Int J Appl Eng Res. 2018;13(11):10129-10141.

Abstract

The Weather Research and Forecasting-Chemistry (WRF-Chem) model was used to develop an operational air quality forecast system for the Metropolitan Area of Lima-Callao (MALC), Peru, that is affected by high particulate matter concentrations episodes. In this work, we describe the implementation of an operational air quality-forecasting platform to be used in the elaboration of public policies by decision makers, and as a research tool to evaluate the formation and transport of air pollutants in the MALC. To examine the skills of this new system, an air pollution event in April 2016 exhibiting unusually elevated PM2.5 concentrations was simulated and compared against in situ air quality measurements.
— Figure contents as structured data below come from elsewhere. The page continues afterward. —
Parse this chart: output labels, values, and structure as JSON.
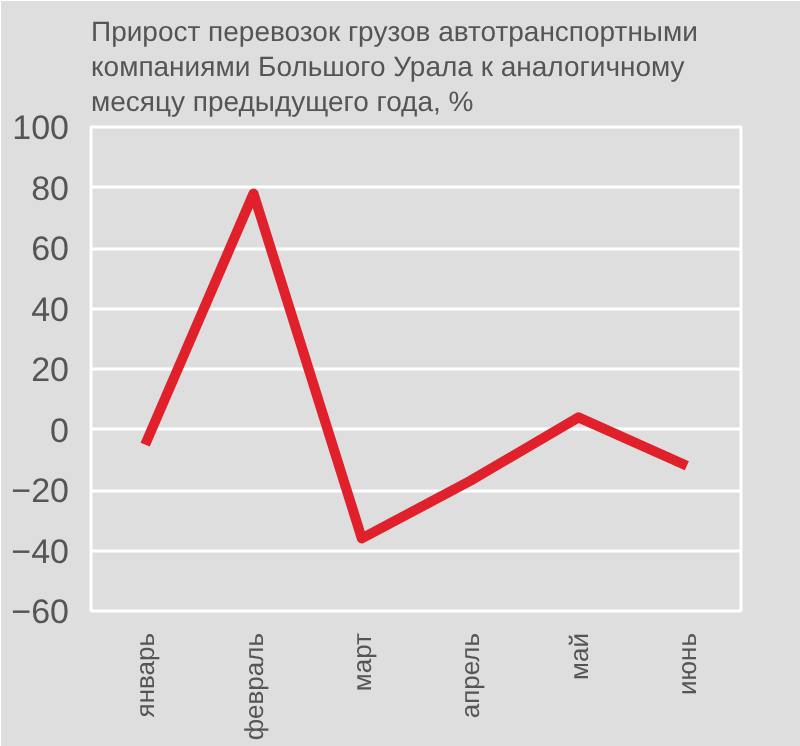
{
  "chart_data": {
    "type": "line",
    "title": "Прирост перевозок грузов автотранспортными компаниями Большого Урала к аналогичному месяцу предыдущего года, %",
    "categories": [
      "январь",
      "февраль",
      "март",
      "апрель",
      "май",
      "июнь"
    ],
    "series": [
      {
        "color": "#e0202a",
        "values": [
          -5,
          78,
          -36,
          -17,
          4,
          -12
        ]
      }
    ],
    "ylim": [
      -60,
      100
    ],
    "yticks": [
      -60,
      -40,
      -20,
      0,
      20,
      40,
      60,
      80,
      100
    ],
    "grid": "y",
    "marker": "none",
    "line_style": "solid"
  }
}
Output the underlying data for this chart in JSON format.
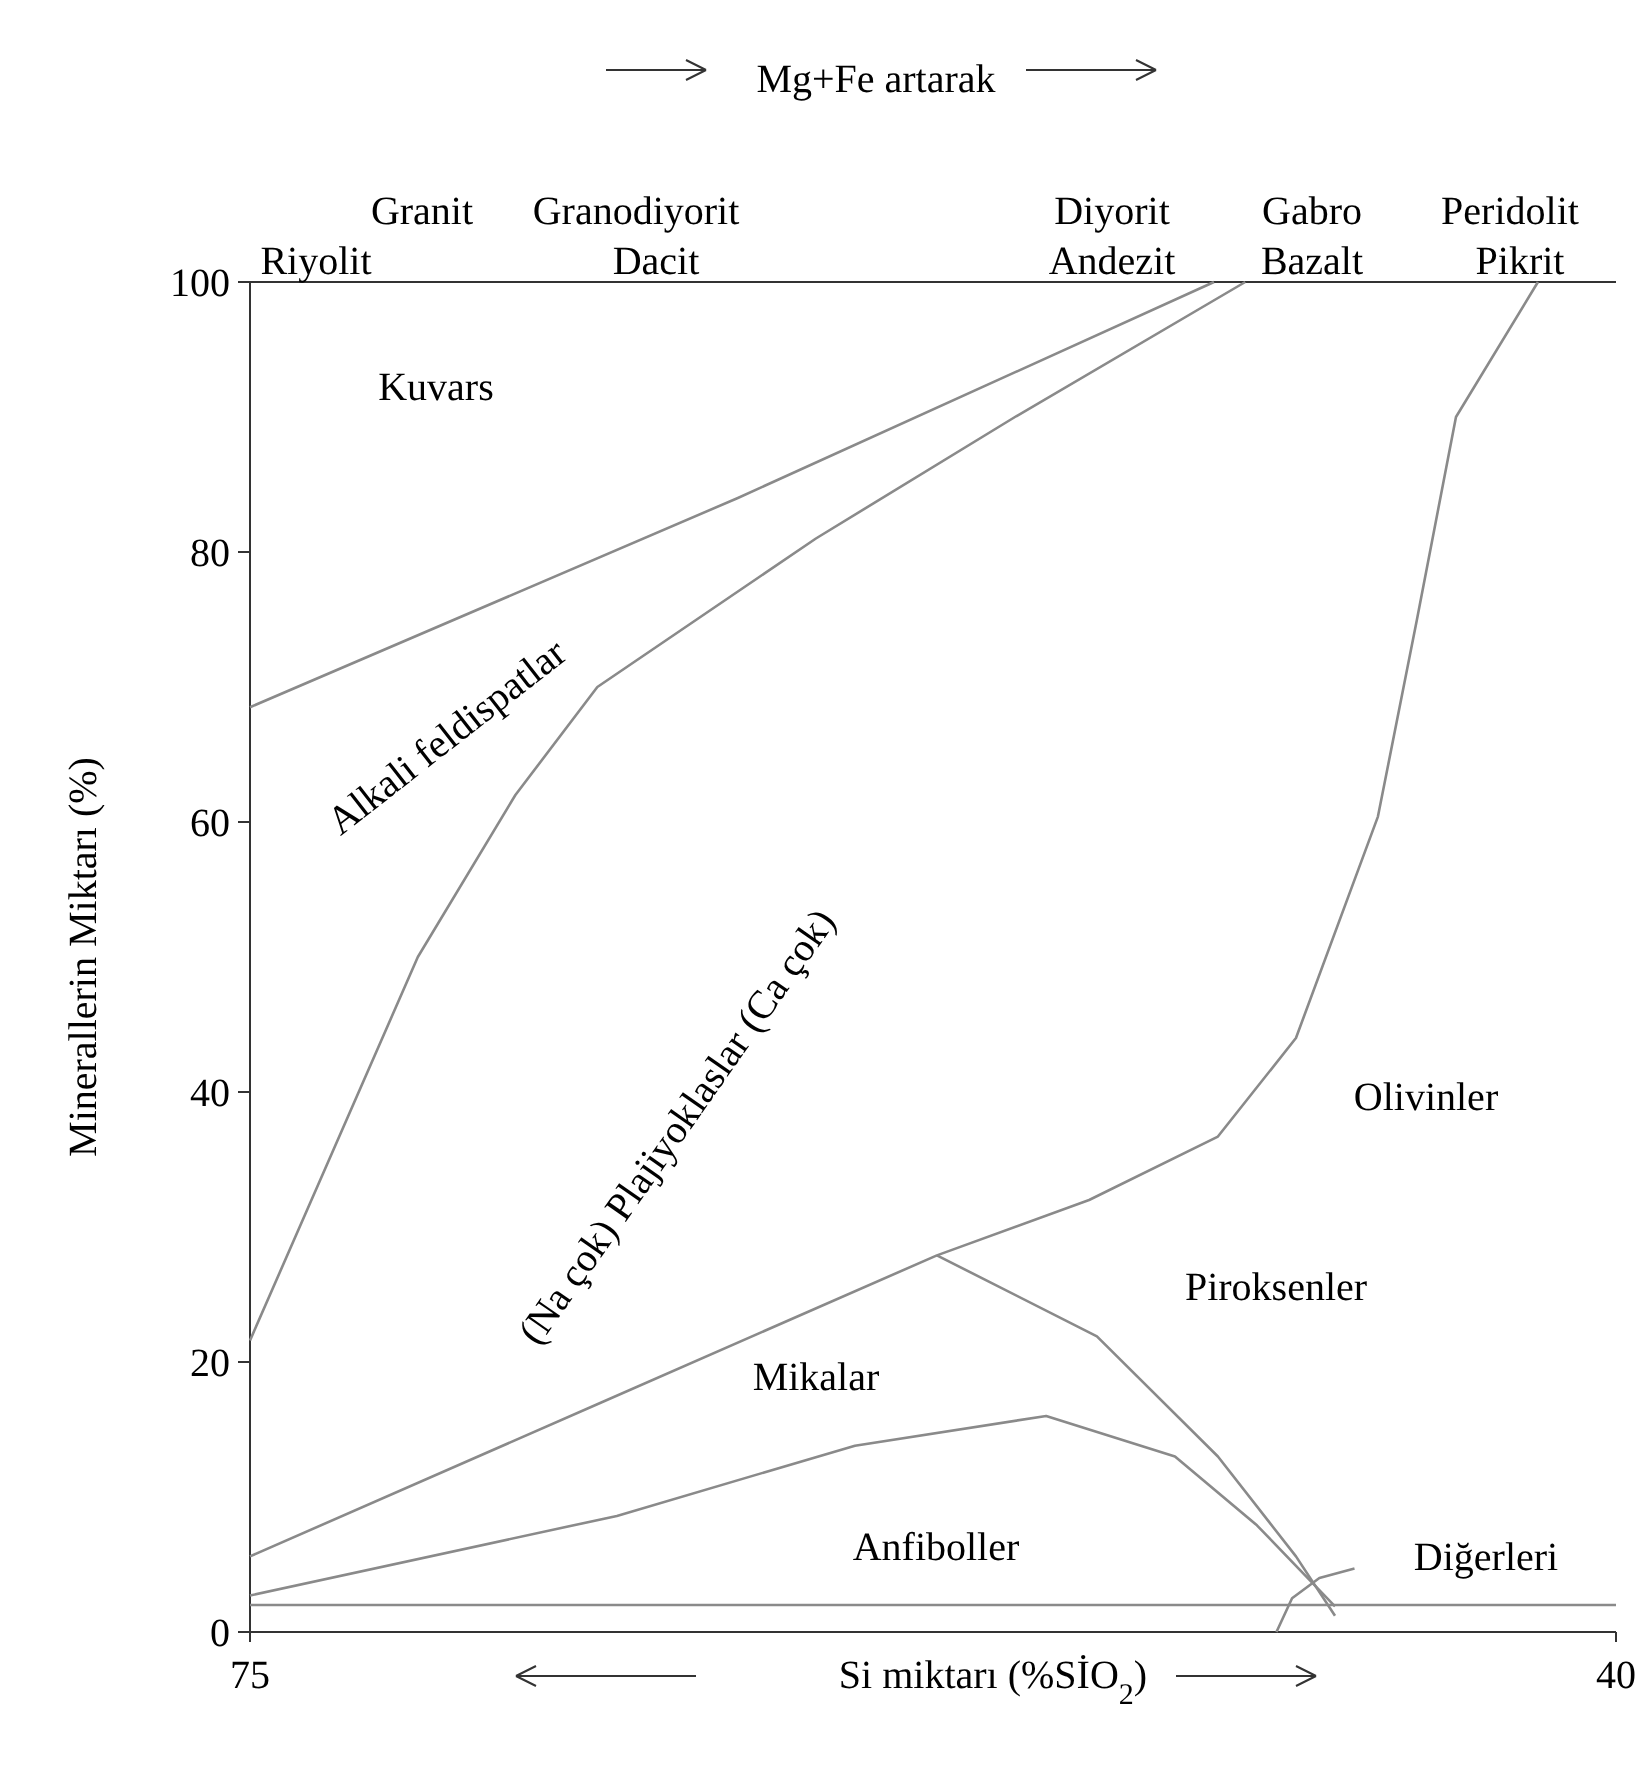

In addition, a Model Output Statistic (MOS) algorithm has been developed to improve outputs of inhalable particulate matter (PM10) and fine particulate matter (PM2.5) from the WRF-Chem model. The obtained results showed that MOS increased the accuracy in terms of mean normalized bias for PM10 and PM2.5 from -43.1% and 71.3% to 3.1%, 7.3%, respectively. In addition, the mean normalized gross error for PM10 and PM2.5 were reduced from 48% and 92.3% to 13.4% and 10.1%, respectively. The WRF-Chem Model results showed an appropriate relationship between of temperature and relative humidity with observations during April 2016. Mean normalized bias for temperature and relative humidity were approximately - 0.6% and 1.1% respectively. In addition, the mean normalized gross error for temperature and relative humidity were approximately 4.0% and 0.1% respectively. The results showed that this modelling system can be a useful tool for the analysis of air quality in MALC.

Keywords: Fine particulate matter; Model Output Statistic; WRF-Chem model; air pollution in Lima; air quality model; particulate matter.